Capitani partit le lendemain, et j’allais prendre la route de Naples ; mais voici encore ce qui m’en empêcha.
En rentrant à l’auberge, après une courte promenade, l’hôte me remit l’affiche du théâtre qui annonçait quatre représentations de la Didone de Metastasio au théâtre Spada. Voyant qu’aucun acteur ni aucune actrice n’étaient de ma connaissance, je me détermine à voir la représentation du soir et à partir le lendemain par la poste. Une petite peur de l’inquisition me talonnait, et il me semblait déjà avoir des mouches à mes trousses.

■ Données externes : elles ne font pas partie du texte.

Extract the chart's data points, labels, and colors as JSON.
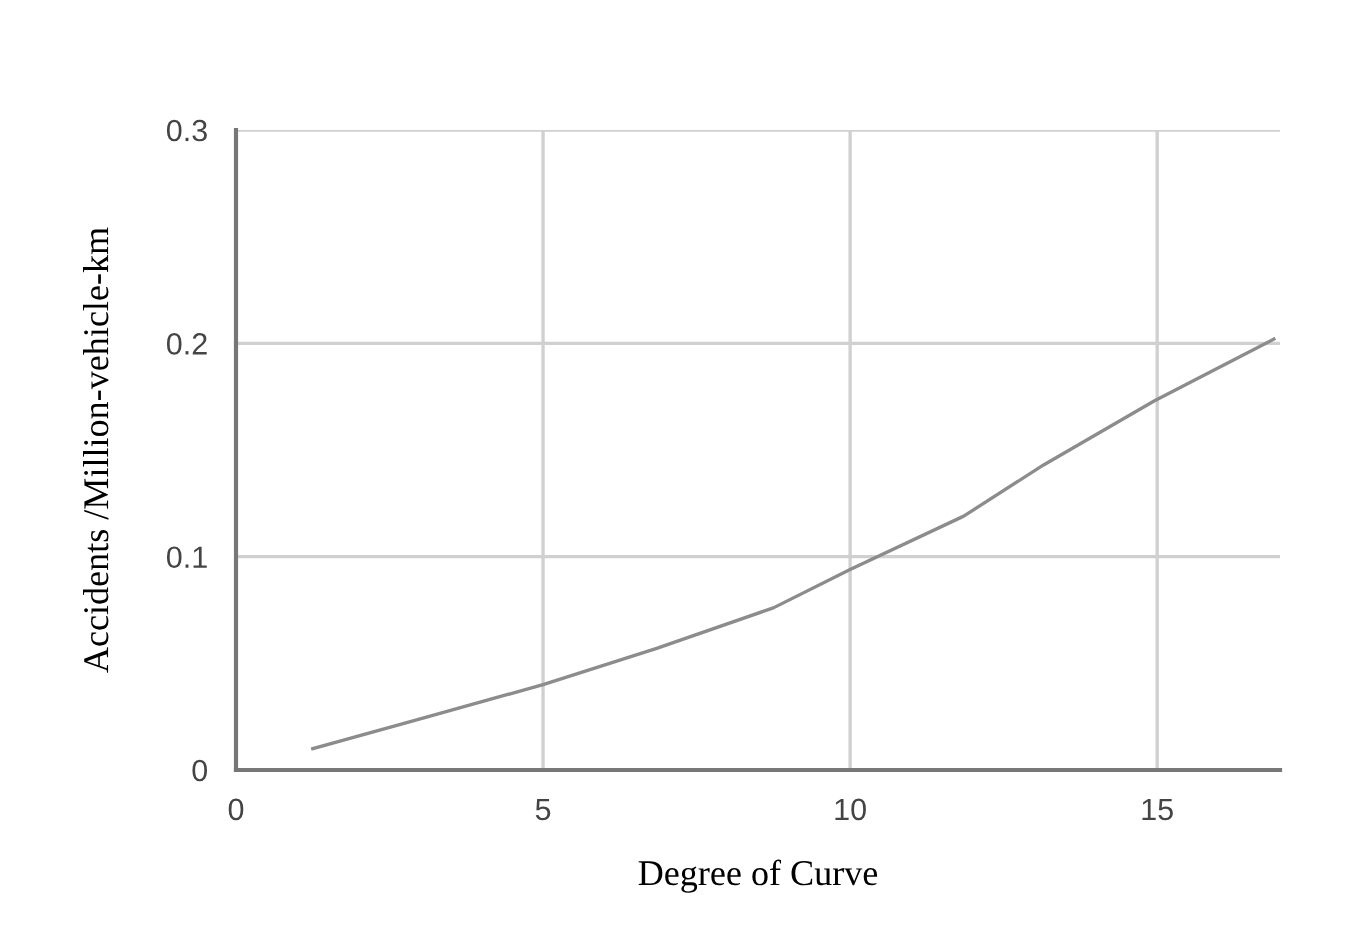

Avant d’entrer dans la salle, je vais dans la chambre où les actrices s’habillent, et la première me semble assez revenante. Elle était Bolonaise, et on l’appelait Narici. Je la salue, et après quelques propos de circonstance, je lui demandai si elle était libre.
« Je ne suis, me dit-elle, engagée qu’avec les entrepreneurs.
- Avez-vous un amant ?
- Non.
- Je m’offre à l’être, si vous vous sentez disposée. »
Elle me sourit d’un ai goguenard, et me dit :
« Tenez, prenez quatre billets pour les quatre représentations. »
Je tire deux sequins, ayant soin qu’elle vît ma bourse bien fournie, je prends les quatre billets, et les donnant à la fille qui la servait et qui était plus jolie qu’elle, sans lui rien dire de plus, je m’en vais. Elle me rappelle ; je fais semblant de ne pas l’entendre et je vais prendre un billet de parterre. Après le premier ballet, trouvant tout du dernier médiocre, je me lève pour m’en aller, lorsque, portant mes regards sur la grande loge, j’y vois, à mon grand étonnement, le Vénitien Manzoni avec la fameuse Juliette dont le lecteur se rappellera le fameux bal et le soufflet.
Voyant qu’on ne m’observait pas, je demande à mon voisin qui était cette belle dame couverte de diamants.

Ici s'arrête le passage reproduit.